2. Der Grüne Knopf: ein staatliches Meta-Siegel für Textilien
2019 führte die deutsche Bundesregierung mit dem Grünen Knopf das weltweit erste staatliche Nachhaltigkeits-Label für die Textilherstellung ein. Das Siegel versteht sich als „Metasiegel“, das auf bereits vorhandenen Siegeln aufbaut. Wer den Knopf haben will, muss also zuvor eines oder mehrere der elf vom Bundesministerium für wirtschaftliche Zusammenarbeit und Entwicklung (BMZ) anerkannten Referenzsiegel erhalten haben. Zu den bisher zugelassenen Siegeln gehören: Blauer Engel, Fairtrade, Fair Wear Foundation (FWF), Oeko-Tex Made in Green, Bluesign, Cradle-to-Cradle Silver, Global Organic Textile Standard (GOTS), Global Recycled Standard (GRS), Naturtextil IVN zertifiziert BEST, SA 8000 und seit Februar 2021 auch das Siegel Worldwide Responsible Accredited Production (WRAP). Deckt ein Siegel nur soziale Standards ab, wie beispielsweise die Fair Wear Foundation, müssen weitere ökologische Siegel hinzukommen und umgekehrt.
Die Idee hinter dem Gründen Knopf: Mit der Vergabe nur eines Siegels soll eine bessere Übersichtlichkeit für den Verbraucher erreicht werden. Aktuell nutzen laut Website 64 Unternehmen das Siegel (Stand April 2021), darunter beispielsweise Hess Natur, Vaude und Jack Wolfskin.

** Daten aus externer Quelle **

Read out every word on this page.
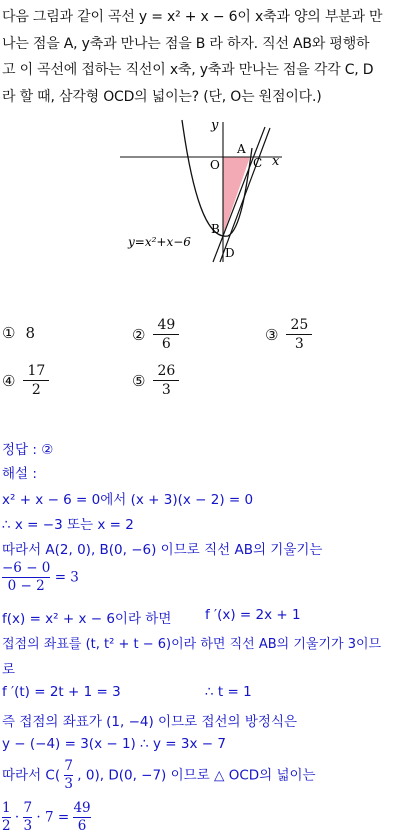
다음 그림과 같이 곡선 y = x² + x − 6이 x축과 양의 부분과 만
나는 점을 A, y축과 만나는 점을 B 라 하자. 직선 AB와 평행하
고 이 곡선에 접하는 직선이 x축, y축과 만나는 점을 각각 C, D
라 할 때, 삼각형 OCD의 넓이는? (단, O는 원점이다.)
y
x
O
A
C
B
D
y=x²+x−6
① 8	② $\frac{49}{6}$	③ $\frac{25}{3}$
④ $\frac{17}{2}$	⑤ $\frac{26}{3}$
정답 : ②
해설 :
x² + x − 6 = 0에서 (x + 3)(x − 2) = 0
∴ x = −3 또는 x = 2
따라서 A(2, 0), B(0, −6) 이므로 직선 AB의 기울기는
$\frac{-6 - 0}{0 - 2} = 3$
f(x) = x² + x − 6이라 하면	f ′(x) = 2x + 1
접점의 좌표를 (t, t² + t − 6)이라 하면 직선 AB의 기울기가 3이므
로
f ′(t) = 2t + 1 = 3	∴ t = 1
즉 접점의 좌표가 (1, −4) 이므로 접선의 방정식은
y − (−4) = 3(x − 1) ∴ y = 3x − 7
따라서 $C( \frac{7}{3}$ , 0), D(0, −7) 이므로 △ OCD의 넓이는
$\frac{1}{2} \cdot \frac{7}{3} \cdot 7 = \frac{49}{6}$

Wichtig ist: Der Grüne Knopf kann nur vergeben werden, wenn Unternehmen und Produkt einen umfangreichen Kriterienkatalog erfüllen. Beim Unternehmen werden 20 Kriterien überprüft, das Produkt muss 26 Kriterien erfüllen. In der Einführungsphase, die noch bis Mitte 2021 andauern soll, umfasst der Grüne Knopf noch nicht die gesamte Lieferkette, sondern nur die Produktionsstufen „Zuschneiden und Nähen“ sowie „Bleichen und Färben“. In den kommenden Jahren soll der Grüne Knopf auf weitere Arbeitsschritte der textilen Kette ausgeweitet werden.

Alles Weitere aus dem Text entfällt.